There’s other stories too - an odd little 2-page thing called Ghost Attack!? serves largely to (briefly) amuse, though the 9-page Day 34 offers some good hallucinogenic kick, as a man in a drifting lifeboat encounters a hole in the ocean, where he encounters a strange prisoner and an outbreak of dream logic. Indeed, one could say that ‘confrontation with the inexplicable’ is a running theme in the book, though the blood and flood of Day 34 is quite different than the curious, adventurous nature of Dr. Galapagos. Smog Emperor (14 pages) takes yet a different route, as a lonely Billy Batson-type kid argues with the title entity, his excessively bloodthirsty alter ego who’s basically his clawing id. There’s some decent humor, knowingly soaking up the joy of gleeful superhero destruction - it’s short on revolutionary insights, perhaps, but it’s infectiously catchy. That goes for the book as a whole, by the way.

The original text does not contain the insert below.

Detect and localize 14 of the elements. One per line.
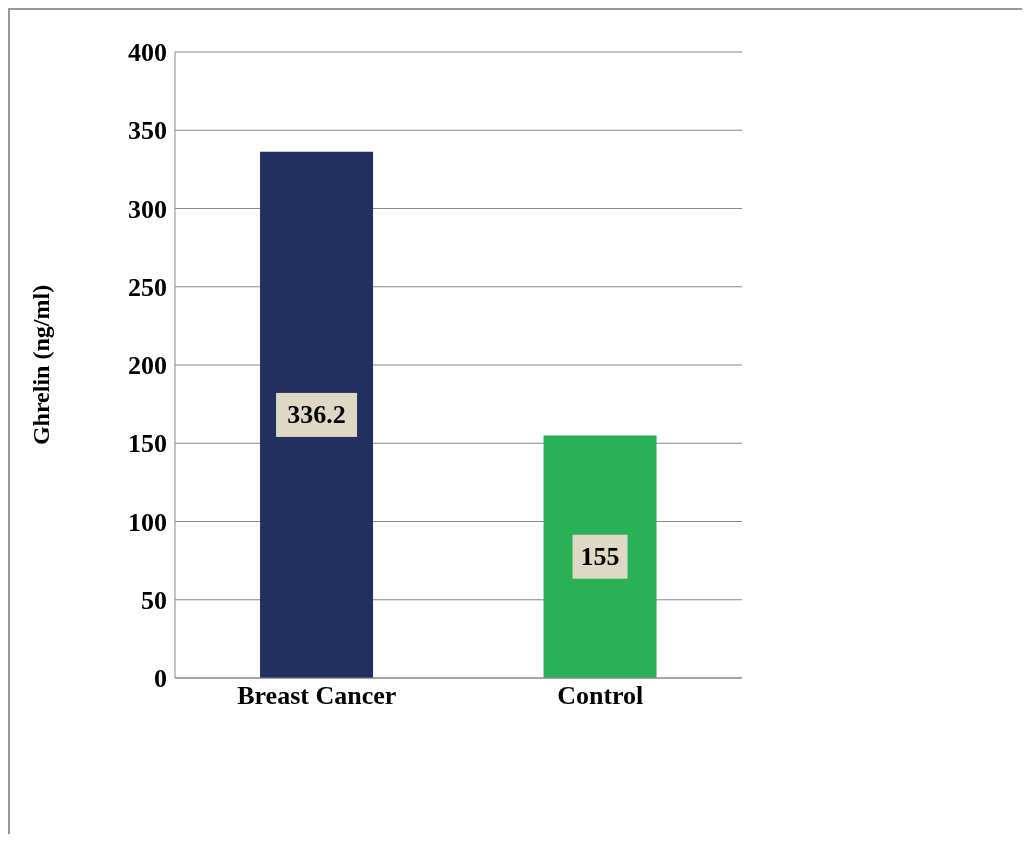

The text pieces are also nice, including 3 pages of The Official Handbook of the Secret Voice Universe, highlighting material established in past Soto work, as seen in Project: Telstar, Project: Superior and Superior Showcase #0 (AdHouse’s 2005 FCBD book). There’s also plenty of recommendations of other books to enjoy, bonus thumbnail art, design sketches, an essay on Soto’s history with reading comics - all sorts of things. It’s a great big chunk of entertainment, infused with pleasure. It feels like a book that was exceedingly fun to make, and I think a lot of readers will find the enjoyment rubbing off onto them.